Thursday, June 16, 2011

Still my Favourite Winter Flowers

Acacia podalyriifolia
I always feel gloomy as the day length creeps toward the shortest day of the year.

So I enjoy the cheery optimism of this, one of our best local wattles. It is sometimes called “Mt. Morgan wattle”, but its range is wider than that, so its other name is Queensland silver wattle.

I photographed this lovely specimen in a Warwick garden last weekend. Isn’t it splendid?

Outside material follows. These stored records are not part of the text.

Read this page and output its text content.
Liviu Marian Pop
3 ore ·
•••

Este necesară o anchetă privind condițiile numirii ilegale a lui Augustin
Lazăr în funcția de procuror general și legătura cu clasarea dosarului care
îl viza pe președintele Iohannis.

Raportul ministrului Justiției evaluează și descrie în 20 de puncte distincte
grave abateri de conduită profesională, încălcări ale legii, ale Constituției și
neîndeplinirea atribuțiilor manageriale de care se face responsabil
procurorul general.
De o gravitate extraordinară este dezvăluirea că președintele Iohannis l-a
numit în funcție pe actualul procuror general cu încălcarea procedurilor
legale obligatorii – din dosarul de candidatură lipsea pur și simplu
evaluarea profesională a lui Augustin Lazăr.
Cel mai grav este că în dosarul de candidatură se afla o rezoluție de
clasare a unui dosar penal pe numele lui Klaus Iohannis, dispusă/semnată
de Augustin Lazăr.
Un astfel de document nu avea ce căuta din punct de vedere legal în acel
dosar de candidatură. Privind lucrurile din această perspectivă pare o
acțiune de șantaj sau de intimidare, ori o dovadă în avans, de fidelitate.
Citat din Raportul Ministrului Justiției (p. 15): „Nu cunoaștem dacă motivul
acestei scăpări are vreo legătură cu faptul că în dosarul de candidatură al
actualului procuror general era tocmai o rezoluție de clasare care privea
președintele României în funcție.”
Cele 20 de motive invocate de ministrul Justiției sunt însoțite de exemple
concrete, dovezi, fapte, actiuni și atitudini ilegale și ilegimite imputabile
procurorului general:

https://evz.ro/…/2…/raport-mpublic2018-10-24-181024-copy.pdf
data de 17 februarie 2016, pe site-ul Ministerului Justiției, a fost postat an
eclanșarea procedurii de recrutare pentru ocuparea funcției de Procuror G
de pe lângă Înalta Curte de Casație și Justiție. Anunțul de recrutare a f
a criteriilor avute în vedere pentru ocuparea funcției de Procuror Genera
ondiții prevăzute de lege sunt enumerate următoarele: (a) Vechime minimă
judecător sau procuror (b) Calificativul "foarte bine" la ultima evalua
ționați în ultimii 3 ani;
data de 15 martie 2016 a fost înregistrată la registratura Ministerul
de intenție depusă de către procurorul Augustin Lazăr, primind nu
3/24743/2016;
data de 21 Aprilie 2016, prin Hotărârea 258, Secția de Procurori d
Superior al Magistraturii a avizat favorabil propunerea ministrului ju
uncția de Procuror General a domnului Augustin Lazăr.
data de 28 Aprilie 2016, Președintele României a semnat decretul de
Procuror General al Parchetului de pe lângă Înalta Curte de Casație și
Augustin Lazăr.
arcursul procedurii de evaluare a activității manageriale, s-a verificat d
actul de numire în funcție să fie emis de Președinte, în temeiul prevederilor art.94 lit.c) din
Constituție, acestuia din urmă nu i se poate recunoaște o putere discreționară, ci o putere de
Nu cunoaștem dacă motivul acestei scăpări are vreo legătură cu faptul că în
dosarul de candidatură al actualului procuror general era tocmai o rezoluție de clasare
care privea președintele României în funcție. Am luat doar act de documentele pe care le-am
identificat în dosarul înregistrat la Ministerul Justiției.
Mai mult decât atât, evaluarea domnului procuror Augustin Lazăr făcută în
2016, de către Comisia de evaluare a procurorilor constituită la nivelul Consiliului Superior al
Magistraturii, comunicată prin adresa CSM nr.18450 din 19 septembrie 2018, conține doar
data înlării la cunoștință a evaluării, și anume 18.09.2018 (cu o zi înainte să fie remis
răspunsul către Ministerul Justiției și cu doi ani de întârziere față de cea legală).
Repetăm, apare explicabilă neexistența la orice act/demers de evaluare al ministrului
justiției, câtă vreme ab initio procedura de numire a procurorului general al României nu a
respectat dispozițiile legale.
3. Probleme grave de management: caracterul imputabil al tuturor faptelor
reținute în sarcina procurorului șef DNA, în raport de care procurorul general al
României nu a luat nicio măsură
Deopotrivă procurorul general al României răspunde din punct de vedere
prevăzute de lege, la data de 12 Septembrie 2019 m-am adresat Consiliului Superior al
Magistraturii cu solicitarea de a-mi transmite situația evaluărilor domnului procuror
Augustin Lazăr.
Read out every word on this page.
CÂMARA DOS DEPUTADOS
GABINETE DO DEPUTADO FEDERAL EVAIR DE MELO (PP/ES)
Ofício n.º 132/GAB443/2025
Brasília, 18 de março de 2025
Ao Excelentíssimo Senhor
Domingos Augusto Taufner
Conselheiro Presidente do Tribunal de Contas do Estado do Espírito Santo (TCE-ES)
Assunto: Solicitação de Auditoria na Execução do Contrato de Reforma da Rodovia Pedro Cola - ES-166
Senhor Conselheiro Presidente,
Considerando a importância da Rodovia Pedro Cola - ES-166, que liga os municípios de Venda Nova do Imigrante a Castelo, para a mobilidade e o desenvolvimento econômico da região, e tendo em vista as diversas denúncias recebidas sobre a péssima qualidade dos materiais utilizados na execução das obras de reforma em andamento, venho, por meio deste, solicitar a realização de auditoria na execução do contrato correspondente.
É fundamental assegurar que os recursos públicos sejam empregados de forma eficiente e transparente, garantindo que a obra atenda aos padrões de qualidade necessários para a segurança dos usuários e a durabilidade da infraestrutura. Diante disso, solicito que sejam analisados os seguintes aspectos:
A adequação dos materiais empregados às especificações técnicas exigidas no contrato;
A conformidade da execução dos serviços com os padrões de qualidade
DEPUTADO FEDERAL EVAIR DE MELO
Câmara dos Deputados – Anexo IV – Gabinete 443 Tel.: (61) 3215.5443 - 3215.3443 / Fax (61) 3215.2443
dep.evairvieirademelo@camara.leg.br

This particular one may not be kept for much longer, as older plants tend to get scruffy. New ones take two years to flower from seed, so it’s as well to always have a new one coming on, ready to replace the old. Mature plants like this will often produce a few seedlings, without the gardener having to make any effort at all. The healthiest plants are those which come up of their own accord, so it’s worth saving a well-placed one.
The seedlings are rather fun, as they begin by having true leaves - fine ferny ones - but soon let their “false leaves” take over. What you see on a mature tree are not really leaves. They are phyllodes - leaf-stalks which have widened and flattened. They don’t lose water the way true leaves do, so they help to drought-proof the plant.
See June 5, 2009, for more on this plant.


Walker said...

Nice pics! So I enjoy the cheery optimism of this, i like it..
Thanks for sharing with us..
Flowering Trees Tennessee

Patricia Gardner said...

Yes, Queensland winters can be full of flowers. This is an early wattle. The best time for most species (and there are 960 Acacia species in Australia) is in August. Tourists rarely get to see them.
It's cold here this week, though, despite the blue skies. A bit of Tennessee summer feels like a good idea to me, at present!